I see pictures both of pack goats with and without leads.
I'm guessing those of you who dont use leads have strong bonds with your goats?
Have you ever had to chase a goat down?
I'm just generally curious as to how people do that especially with multiple goats. 
:whatgoat:


----------



## Charlie Horse (Dec 16, 2012)

Leads are only necessary when passing other hikers who have lots of crinkly wrapper covered granola bars in their pockets.

Tie at night just in case-- No need for a bear to chase them away while you sleep. If there's a bear in your camp you'd better just deal with it (I keep a dog with me to guard the camp anyhow). Otherwise no rope needed.
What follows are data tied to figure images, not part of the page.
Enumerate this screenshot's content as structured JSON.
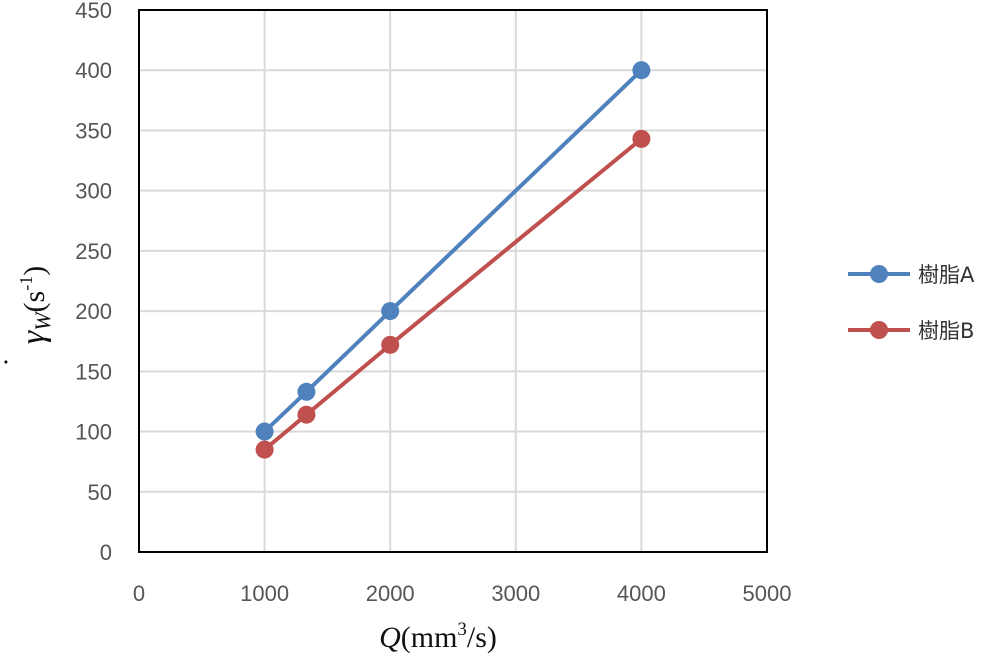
{
  "chart_data": {
    "type": "line",
    "title": "",
    "xlabel": {
      "main": "Q",
      "paren_open": "(mm",
      "sup": "3",
      "tail": "/s)"
    },
    "ylabel": {
      "main": "γ",
      "dot": "˙",
      "sub": "W",
      "paren_open": "(s",
      "sup": "-1",
      "tail": ")"
    },
    "xlim": [
      0,
      5000
    ],
    "ylim": [
      0,
      450
    ],
    "xticks": [
      0,
      1000,
      2000,
      3000,
      4000,
      5000
    ],
    "yticks": [
      0,
      50,
      100,
      150,
      200,
      250,
      300,
      350,
      400,
      450
    ],
    "grid": true,
    "legend_position": "right",
    "series": [
      {
        "name": "樹脂A",
        "color": "#4f81bd",
        "x": [
          1000,
          1333,
          2000,
          4000
        ],
        "y": [
          100,
          133,
          200,
          400
        ]
      },
      {
        "name": "樹脂B",
        "color": "#c0504d",
        "x": [
          1000,
          1333,
          2000,
          4000
        ],
        "y": [
          85,
          114,
          172,
          343
        ]
      }
    ]
  }
}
All through history people have herded goats around without a lot of ropes so they're bred for it.


----------



## sanhestar (Dec 10, 2008)

Our goats carry halters and ropes because I found it easier to control them - in the rare case of emergency - when they wear a halter: where the head goes, the rest of the goat follows.

Teaching them to follow without rope is a question of training and bonding. Take them out as often as possible to get them used to following you. Use as little treats as possible. Take a helper with you who will usher them on from behind. Make sure they are NOT hungry when you go out although accept that they will stop and nibble here and there for the first hour. The more they don't get to eat weeds and leaves and brush at home the more they will gobble that down when they are out until they've had their fill. Make sure to stop the FIRST attempt of turning around and heading home.


----------



## idahonancy (Dec 13, 2008)

Also lead them around horses and be ready for irresponsible dog owners. You want a lead rope immediately available for each goat. Keep a keen eye out all the time while hiking for anything moving. Often the goats will let you know if something is out of place. Practice walking in pack string when it is convenient they may need this skill. Generally in open country where there are not a lot of other people you do not need to lead a goat. 
Goats need to be secured 100% of the time at night or you risk killing them.


----------